Despite this immensity it has only one cathedral, the Diocesan Cathedral is the Holy Trinity, Gibraltar which is interesting for its Moorish style of architecture and it is headed by the Bishop in Europe, Rob Innes. Except for having to live in Gibraltar* that sounds like a rather good job!
Plain and austere (except for Gibraltar), Anglican Cathedrals are no way near as interesting as the great Catholic cathedrals of Europe so it really didn’t take a great deal of time to look around. At one stage there are some nice carvings of a handful of English medieval Kings and an impressive stained glass window but the Cathedral is most proud of its Saxon crypt which dates from 672AD and is claimed to be the oldest church building in England which has been in uninterrupted continuous use. The crypt, less than ten feet high and seven feet wide, is part of one of England’s first stone churches and was founded by St Wilfrid to be the guardian of the Christian faith in the Saxon kingdom of Northumbria.

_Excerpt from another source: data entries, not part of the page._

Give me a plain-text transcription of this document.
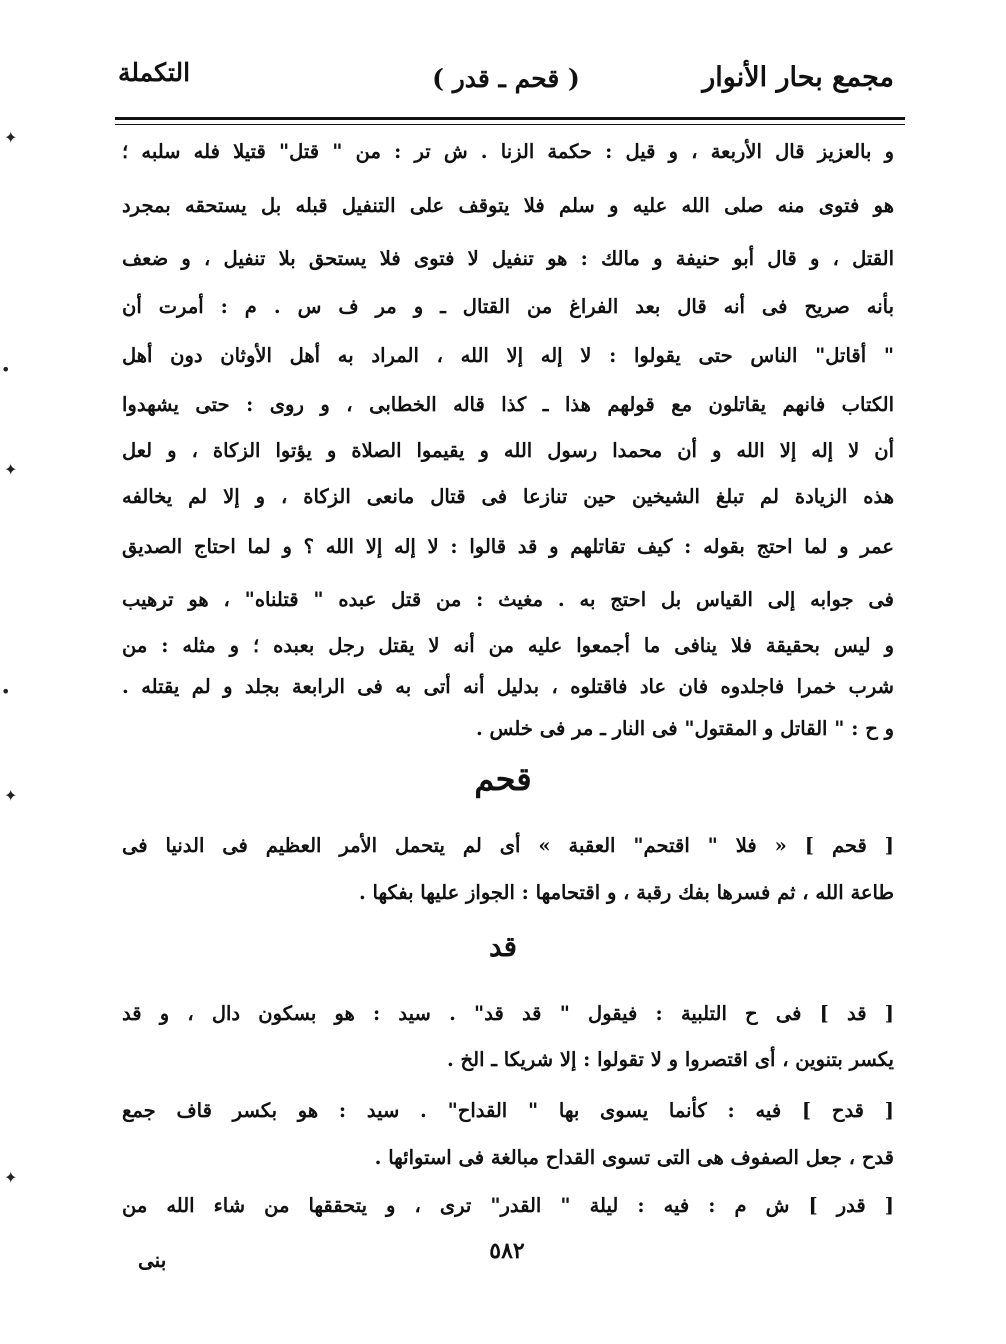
مجمع بحار الأنوار
( قحم ـ قدر )
التكملة
و بالعزيز قال الأربعة ، و قيل : حكمة الزنا . ش تر : من " قتل" قتيلا فله سلبه ؛
هو فتوى منه صلى الله عليه و سلم فلا يتوقف على التنفيل قبله بل يستحقه بمجرد
القتل ، و قال أبو حنيفة و مالك : هو تنفيل لا فتوى فلا يستحق بلا تنفيل ، و ضعف
بأنه صريح فى أنه قال بعد الفراغ من القتال ـ و مر ف س . م : أمرت أن
" أقاتل" الناس حتى يقولوا : لا إله إلا الله ، المراد به أهل الأوثان دون أهل
الكتاب فانهم يقاتلون مع قولهم هذا ـ كذا قاله الخطابى ، و روى : حتى يشهدوا
أن لا إله إلا الله و أن محمدا رسول الله و يقيموا الصلاة و يؤتوا الزكاة ، و لعل
هذه الزيادة لم تبلغ الشيخين حين تنازعا فى قتال مانعى الزكاة ، و إلا لم يخالفه
عمر و لما احتج بقوله : كيف تقاتلهم و قد قالوا : لا إله إلا الله ؟ و لما احتاج الصديق
فى جوابه إلى القياس بل احتج به . مغيث : من قتل عبده " قتلناه" ، هو ترهيب
و ليس بحقيقة فلا ينافى ما أجمعوا عليه من أنه لا يقتل رجل بعبده ؛ و مثله : من
شرب خمرا فاجلدوه فان عاد فاقتلوه ، بدليل أنه أتى به فى الرابعة بجلد و لم يقتله .
و ح : " القاتل و المقتول" فى النار ـ مر فى خلس .
قحم
[ قحم ] « فلا " اقتحم" العقبة » أى لم يتحمل الأمر العظيم فى الدنيا فى
طاعة الله ، ثم فسرها بفك رقبة ، و اقتحامها : الجواز عليها بفكها .
قد
[ قد ] فى ح التلبية : فيقول " قد قد" . سيد : هو بسكون دال ، و قد
يكسر بتنوين ، أى اقتصروا و لا تقولوا : إلا شريكا ـ الخ .
[ قدح ] فيه : كأنما يسوى بها " القداح" . سيد : هو بكسر قاف جمع
قدح ، جعل الصفوف هى التى تسوى القداح مبالغة فى استوائها .
[ قدر ] ش م : فيه : ليلة " القدر" ترى ، و يتحققها من شاء الله من
٥٨٢
بنى
✦
•
✦
•
✦
✦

On account of this I was expecting great things but a steep set of steps led to the overwhelmingly disappointing bare room and another set of steps led out again almost immediately from the other side.
And so we left the Cathedral and found a small café where we stopped briefly for a light lunch and a pot of Yorkshire tea and then made our way back to the car park and drove out of Ripon towards our next destination at nearby Fountains Abbey.

Some interesting information about cathedrals
* Actually he doesn’t live there at all. The Right Reverend Dr Robert Innes lives in Brussells on the dubious basis that he represents the Archbishop of Canterbury in matters European. No wonder he his smiling…

Day to Day affairs in Gibraltar are left to Archdeacon Davis Waller but he doesn’t live in Gibraltar either, he lives in Palma, Majorca. I really had no idea that there were so many good jobs to be had in the Church of England.
Maybe I took the wrong career path, apart from working on Sundays I can’t see any downsides to being a Church of England Priest, you get to keep the Easter collection money as an annual bonus and you don’t even have to remain celibate.